Ghosh Debashis, Li Song
Department of Biostatistics and Informatics, Colorado School of Public Health, Aurora, CO, USA.
Duke Institute for Genome Sciences and Policy, Duke University, Durham, NC, USA.
Cancer Inform. 2014 Oct 15;13(Suppl 4):25-33. doi: 10.4137/CIN.S13969. eCollection 2014.

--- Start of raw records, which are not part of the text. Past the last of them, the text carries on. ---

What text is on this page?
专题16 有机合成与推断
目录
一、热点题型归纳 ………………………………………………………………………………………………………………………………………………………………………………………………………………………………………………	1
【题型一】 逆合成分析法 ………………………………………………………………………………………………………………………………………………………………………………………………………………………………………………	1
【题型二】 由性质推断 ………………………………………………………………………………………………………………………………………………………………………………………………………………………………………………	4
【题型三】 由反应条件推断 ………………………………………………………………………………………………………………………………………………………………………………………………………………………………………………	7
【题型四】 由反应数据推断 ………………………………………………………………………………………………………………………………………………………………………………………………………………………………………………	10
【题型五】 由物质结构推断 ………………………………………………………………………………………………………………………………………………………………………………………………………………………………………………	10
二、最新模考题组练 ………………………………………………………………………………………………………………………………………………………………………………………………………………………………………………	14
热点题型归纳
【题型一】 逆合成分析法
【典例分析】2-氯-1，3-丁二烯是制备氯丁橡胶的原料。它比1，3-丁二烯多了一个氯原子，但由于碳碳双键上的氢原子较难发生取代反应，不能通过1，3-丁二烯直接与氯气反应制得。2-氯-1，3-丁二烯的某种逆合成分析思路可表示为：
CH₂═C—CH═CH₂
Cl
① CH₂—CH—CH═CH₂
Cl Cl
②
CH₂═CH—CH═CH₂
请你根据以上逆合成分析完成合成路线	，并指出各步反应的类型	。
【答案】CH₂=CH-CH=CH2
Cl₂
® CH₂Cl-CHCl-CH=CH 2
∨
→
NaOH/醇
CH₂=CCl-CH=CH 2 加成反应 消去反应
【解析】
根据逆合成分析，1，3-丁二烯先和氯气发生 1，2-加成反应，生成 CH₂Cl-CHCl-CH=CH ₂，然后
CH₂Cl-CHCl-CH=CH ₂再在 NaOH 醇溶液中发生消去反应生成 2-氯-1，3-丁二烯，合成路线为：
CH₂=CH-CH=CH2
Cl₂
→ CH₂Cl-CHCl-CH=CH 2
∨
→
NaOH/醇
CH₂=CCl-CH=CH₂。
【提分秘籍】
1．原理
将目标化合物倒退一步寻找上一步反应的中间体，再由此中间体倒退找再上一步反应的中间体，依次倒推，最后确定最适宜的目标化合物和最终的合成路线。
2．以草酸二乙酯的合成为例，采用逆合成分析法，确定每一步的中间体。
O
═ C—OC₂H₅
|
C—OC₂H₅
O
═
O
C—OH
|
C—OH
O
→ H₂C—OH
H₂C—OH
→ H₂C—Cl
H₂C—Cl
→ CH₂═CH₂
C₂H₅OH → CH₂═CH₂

In much of the analysis of high-throughput genomic data, "interesting" genes have been selected based on assessment of differential expression between two groups or generalizations thereof. Most of the literature focuses on changes in mean expression or the entire distribution. In this article, we explore the use of C(α) tests, which have been applied in other genomic data settings. Their use for the outlier expression problem, in particular with continuous data, is problematic but nevertheless motivates new statistics that give an unsupervised analog to previously developed outlier profile analysis approaches. Some simulation studies are used to evaluate the proposal. A bivariate extension is described that can accommodate data from two platforms on matched samples. The proposed methods are applied to data from a prostate cancer study.
在许多高通量基因组数据分析中,“有趣的”基因是根据两组之间差异表达的评估或其概括来选择的。大多数文献关注的是平均表达的变化或整个分布。在本文中,我们探讨了C(α)检验的应用,该检验已应用于其他基因组数据设置中。它们用于异常值表达问题,特别是对于连续数据,存在问题,但仍然激发了新的统计方法,这些方法给出了与先前开发的异常值概况分析方法类似的无监督方法。一些模拟研究用于评估该提议。描述了一种双变量扩展,它可以适应来自匹配样本的两个平台的数据。所提出的方法应用于前列腺癌研究的数据。